Quite the contrary: speaking to the Associated Press recently, he commented that a planned gay rights rally in Washington, D.C. this weekend is "a waste of time, at best" that will only succeed in "putting pressure [on] the grass."

Frank, an ardent supporter of equal rights for the lesbian, gay, bisexual and transgender community, said that instead of gathering for a pride march in D.C., activists would be better off lobbying their individual members of Congress at home in their own districts.

Last month, Frank ruffled LGBT feathers by suggesting that members of Congress should not support the Respect for Marriage Act -- which would extend marriage equality to every sector of the U.S. population -- because it could be seen by some as "exporting" marriage and "could complicate matters" for Democrats.

Frank’s approach is seen as similar to Speaker Nancy Pel0si’s (D-CA), who prefers to take small steps toward marriage equality.
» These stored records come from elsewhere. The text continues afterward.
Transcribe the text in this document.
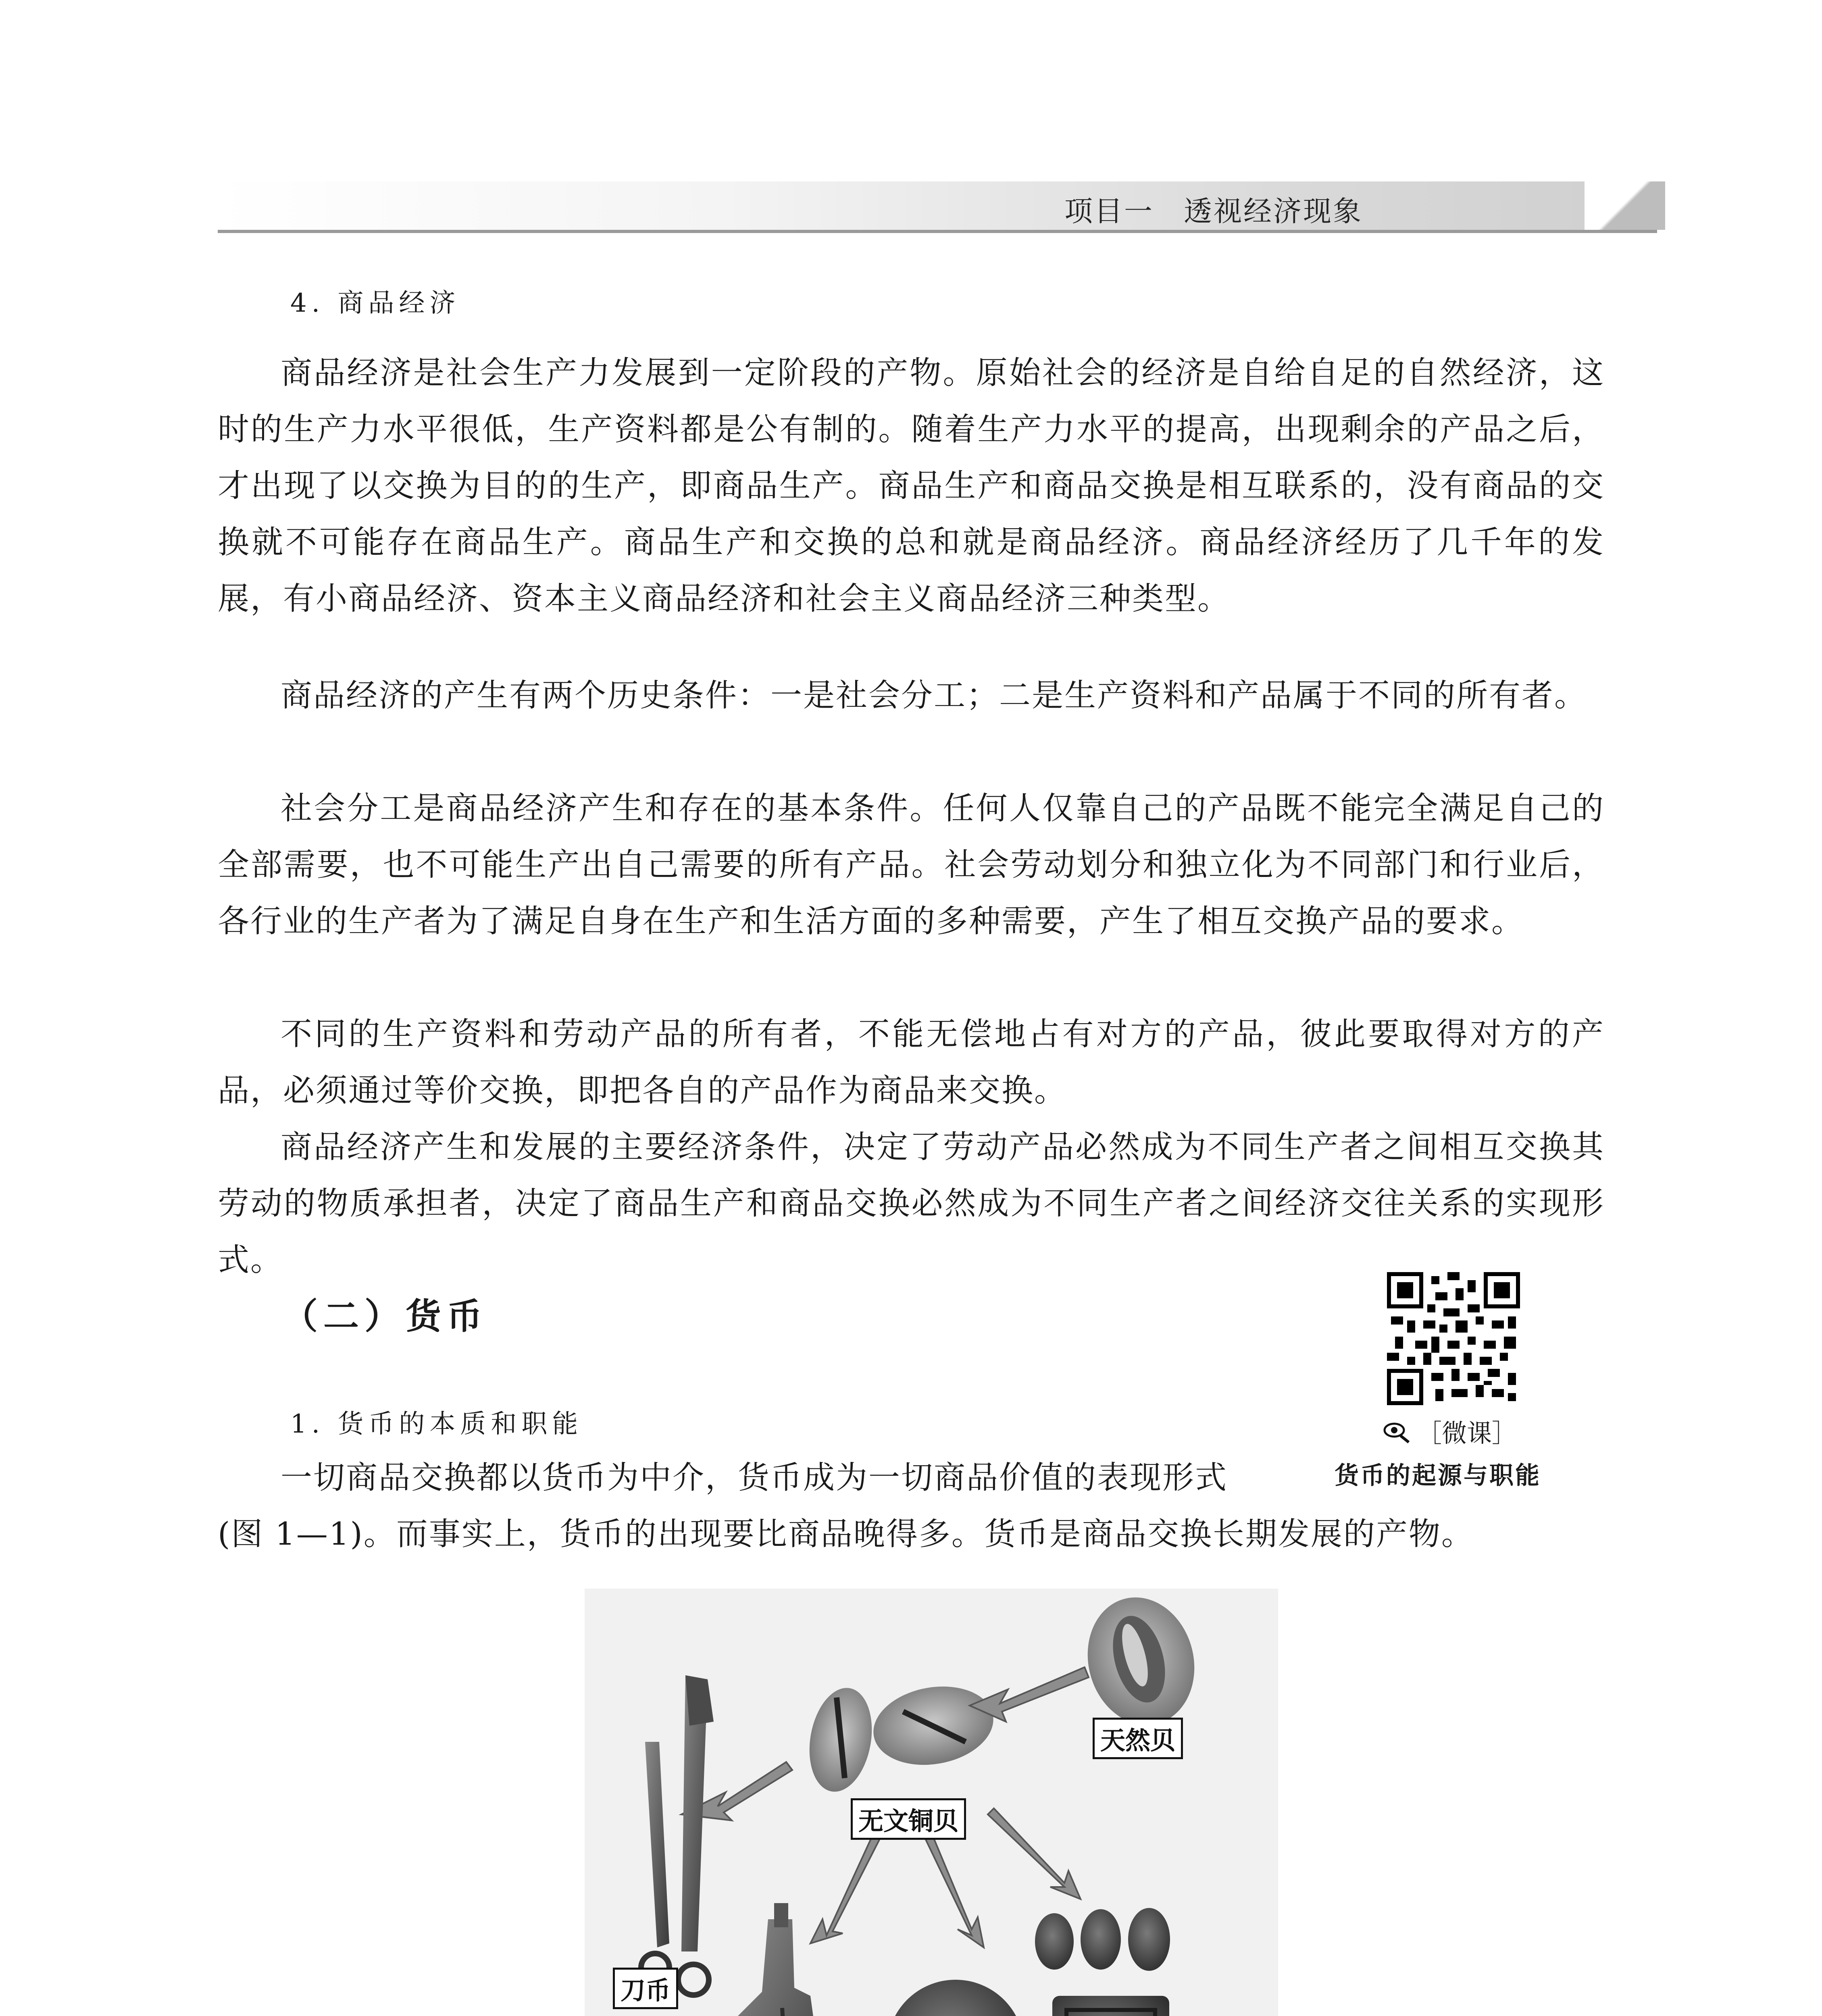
项目一　透视经济现象
4. 商品经济

商品经济是社会生产力发展到一定阶段的产物。原始社会的经济是自给自足的自然经济，这时的生产力水平很低，生产资料都是公有制的。随着生产力水平的提高，出现剩余的产品之后，才出现了以交换为目的的生产，即商品生产。商品生产和商品交换是相互联系的，没有商品的交换就不可能存在商品生产。商品生产和交换的总和就是商品经济。商品经济经历了几千年的发展，有小商品经济、资本主义商品经济和社会主义商品经济三种类型。

商品经济的产生有两个历史条件：一是社会分工；二是生产资料和产品属于不同的所有者。

社会分工是商品经济产生和存在的基本条件。任何人仅靠自己的产品既不能完全满足自己的全部需要，也不可能生产出自己需要的所有产品。社会劳动划分和独立化为不同部门和行业后，各行业的生产者为了满足自身在生产和生活方面的多种需要，产生了相互交换产品的要求。

不同的生产资料和劳动产品的所有者，不能无偿地占有对方的产品，彼此要取得对方的产品，必须通过等价交换，即把各自的产品作为商品来交换。

商品经济产生和发展的主要经济条件，决定了劳动产品必然成为不同生产者之间相互交换其劳动的物质承担者，决定了商品生产和商品交换必然成为不同生产者之间经济交往关系的实现形式。

（二）货币
［微课］
货币的起源与职能
1. 货币的本质和职能
一切商品交换都以货币为中介，货币成为一切商品价值的表现形式
(图 1—1)。而事实上，货币的出现要比商品晚得多。货币是商品交换长期发展的产物。
天然贝
无文铜贝
刀币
In the short term, two of those steps would be ensuring partners of federal employees have equal benefits, and reinforcing laws that prohibit workplace discrimination.

The Massachusetts Congressman told The Washington Blade recently that pending lawsuits against the Defense of Marriage Act have a better chance of overturning enforced marriage inequality than any single action of Congress, at this point.

President Barack Obama has called the Defense of Marriage Act "discriminatory" and said it interferes with individual states' rights. On Saturday, Obama will address the Human Rights Campaign, America's largest gay rights group, and praise the pending expansion of hate crime laws, which will cover crimes committed against LGBT-oriented individuals due to their sexuality.

"The House of Representatives on Thursday approved a bill that would broaden the current definition of federal hate crimes to include attacks based on gender, sexual orientation, gender identity or disability," The Washington Post noted. "Final action in the Senate is expected next week."

Former President George W. Bush repeatedly threatened to veto similar legislation during his eight years in the White House.

The Respect for Marriage Act would not force states to marry gay couples or recognize the unions under state law, it would recognize gay marriages on a federal level. Couples living in states which do not permit their union would be allowed to travel elsewhere to obtain their marriage license, which would remain in-force upon their return home.